O 3,14 está escondido em tudo que conhecemos: no átomo de hidrogênio, nas curvas que rios caudalosos abrem na Amazônia, no contorno da espiral da Via Láctea

Por Bruno Vaiano Materia seguir SEGUIR Materia seguir SEGUINDO
Atualizado em 4 set 2024, 15h19 - Publicado em 14 mar 2017, 18h09

Sua rotina, para a ciência, é um mistério. É fácil se impressionar com a capacidade de raciocínio de um gênio como Albert Einstein — que faria aniversário hoje — mas é mais fácil ainda ignorar o quanto feitos cotidianos, como falar português ou ler esta matéria, são coisas fora de série.
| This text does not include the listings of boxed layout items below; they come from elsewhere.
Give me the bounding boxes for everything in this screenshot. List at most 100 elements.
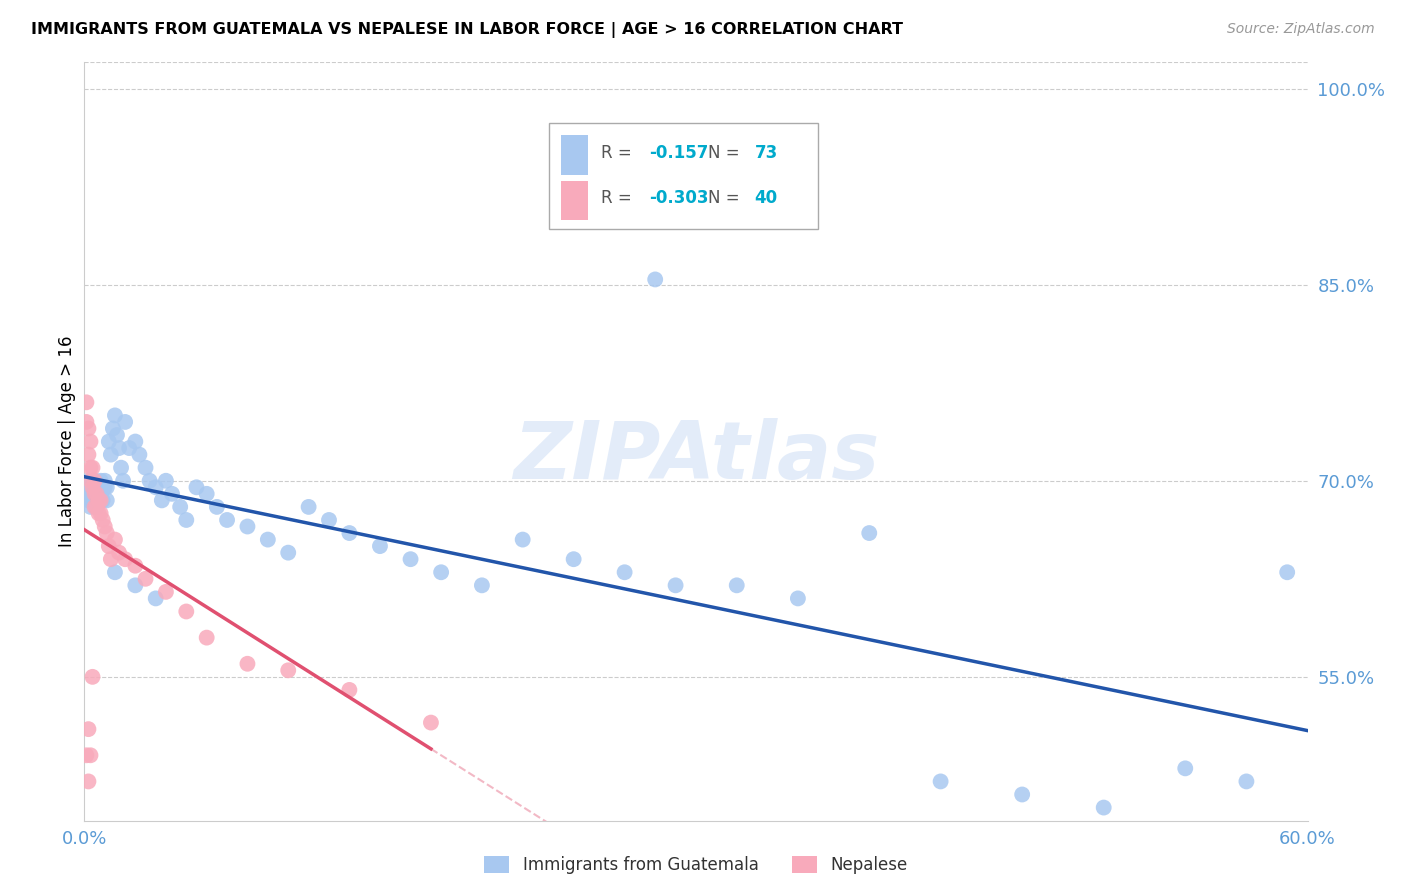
Point xyxy=(104,566,127,580)
Point xyxy=(118,441,141,455)
Text: N =: N = xyxy=(709,144,745,161)
Point xyxy=(145,480,167,494)
Point xyxy=(160,487,183,501)
Point xyxy=(96,493,118,508)
Point xyxy=(79,487,101,501)
Point xyxy=(100,552,122,566)
Point xyxy=(77,474,100,488)
Point xyxy=(110,460,132,475)
Point xyxy=(114,552,136,566)
Text: N =: N = xyxy=(709,189,745,207)
Point xyxy=(75,395,97,409)
Point xyxy=(155,585,177,599)
Text: 40: 40 xyxy=(755,189,778,207)
Point xyxy=(174,513,197,527)
Point xyxy=(82,480,104,494)
Point xyxy=(929,774,952,789)
Point xyxy=(83,474,105,488)
Point xyxy=(725,578,748,592)
Text: 73: 73 xyxy=(755,144,778,161)
Point xyxy=(858,526,880,541)
Point xyxy=(82,670,104,684)
Point xyxy=(277,663,299,677)
Point xyxy=(135,460,157,475)
Text: ZIPAtlas: ZIPAtlas xyxy=(513,417,879,496)
Point xyxy=(155,474,177,488)
Point xyxy=(83,474,105,488)
Point xyxy=(1174,761,1197,775)
Point xyxy=(75,415,97,429)
Legend: Immigrants from Guatemala, Nepalese: Immigrants from Guatemala, Nepalese xyxy=(478,849,914,880)
Point xyxy=(124,578,146,592)
Point xyxy=(195,487,218,501)
Point xyxy=(97,539,120,553)
Point xyxy=(399,552,422,566)
Point xyxy=(124,558,146,573)
Point xyxy=(83,493,105,508)
Point xyxy=(91,513,114,527)
Point xyxy=(87,493,110,508)
Point xyxy=(104,409,127,423)
Text: -0.303: -0.303 xyxy=(650,189,709,207)
Point xyxy=(79,460,101,475)
Point xyxy=(128,448,150,462)
Point xyxy=(91,493,114,508)
Point xyxy=(97,434,120,449)
Point xyxy=(86,500,108,514)
Point xyxy=(77,421,100,435)
Point xyxy=(145,591,167,606)
Point xyxy=(205,500,228,514)
Bar xyxy=(561,136,588,175)
Point xyxy=(217,513,239,527)
Point xyxy=(186,480,208,494)
Point xyxy=(665,578,688,592)
Point xyxy=(83,487,105,501)
Point xyxy=(87,480,110,494)
Point xyxy=(90,474,112,488)
Point xyxy=(562,552,585,566)
Point xyxy=(79,748,101,763)
Point xyxy=(77,722,100,736)
Point xyxy=(100,448,122,462)
Point xyxy=(1092,800,1115,814)
Y-axis label: In Labor Force | Age > 16: In Labor Force | Age > 16 xyxy=(58,335,76,548)
Point xyxy=(471,578,494,592)
Point xyxy=(90,507,112,521)
Text: Source: ZipAtlas.com: Source: ZipAtlas.com xyxy=(1227,22,1375,37)
Point xyxy=(82,493,104,508)
Point xyxy=(174,605,197,619)
Point xyxy=(257,533,280,547)
Point xyxy=(101,421,124,435)
Point xyxy=(1236,774,1258,789)
Point xyxy=(77,448,100,462)
Point xyxy=(91,480,114,494)
Point xyxy=(108,441,131,455)
Point xyxy=(83,500,105,514)
Point xyxy=(124,434,146,449)
Point xyxy=(277,546,299,560)
Point xyxy=(339,526,361,541)
Point xyxy=(512,533,534,547)
Point xyxy=(644,272,666,286)
Text: IMMIGRANTS FROM GUATEMALA VS NEPALESE IN LABOR FORCE | AGE > 16 CORRELATION CHAR: IMMIGRANTS FROM GUATEMALA VS NEPALESE IN… xyxy=(31,22,903,38)
Point xyxy=(77,493,100,508)
Point xyxy=(236,519,259,533)
Point xyxy=(104,533,127,547)
Point xyxy=(75,480,97,494)
Point xyxy=(93,474,115,488)
Point xyxy=(430,566,453,580)
FancyBboxPatch shape xyxy=(550,123,818,229)
Point xyxy=(150,493,173,508)
Point xyxy=(108,546,131,560)
Point xyxy=(77,774,100,789)
Point xyxy=(613,566,636,580)
Point xyxy=(112,474,135,488)
Point xyxy=(96,526,118,541)
Point xyxy=(75,748,97,763)
Point xyxy=(1011,788,1033,802)
Point xyxy=(339,682,361,697)
Point xyxy=(86,500,108,514)
Point xyxy=(318,513,340,527)
Point xyxy=(87,493,110,508)
Text: R =: R = xyxy=(600,144,637,161)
Para executar tarefas simples, do tipo que você faz mascando chiclete, seu cérebro faz cálculos que nenhum robô é capaz de imitar — é só lembrar dos fracassos cômicos do Google Tradutor.

A natureza não só impressiona como prega peças — e escondeu segredos suficientes em si própria para entreter gerações de matemáticos. Um deles é o número comemorado hoje, π (pi). Você deve lembrar de sua aproximação: 3,14. Lá embaixo você vai entender o que 14 de março tem a ver com isso. 

π é traiçoeiro. No papel, ele é um número irracional. Isso significa que não há como alcançá-lo dividindo dois números que você conhece. De longe, essa parece uma criação de laboratório bizarra, sem aplicação prática. Mas o fato é que ele está escondido em todos os círculos, naturais ou criados pelo homem — de um botão de girassol à roda de um ônibus. π é um valor irracional, impensável e incalculável — em sua infinita série de casas decimais, nenhum número se repete com lógica regular. Um computador já calculou seus primeiros 5 trilhões de dígitos, só pela farra de não chegar a lugar nenhum.

Desse caos, porém, emerge a perfeição: ele é pré-requisito para desenhar justamente a forma mais perfeita que você conhece, sem arestas ou cantos, o círculo. Para encontrá-lo, basta dividir a circunferência (ou seja, o contorno) de uma coisa redonda por seu diâmetro. Detalhe: qualquer coisa redonda, não importa o tamanho. Meça o contorno da espiral da Via Láctea e divida por seu diâmetro, e você encontrará π. A conta, é claro, será sempre aproximada. Não importa o quanto você se dedique a medir a circunferência e o diâmetro de um rolo de fita crepe ou de uma garrafa d’água, você alcançará no máximo umas três casas decimais de precisão.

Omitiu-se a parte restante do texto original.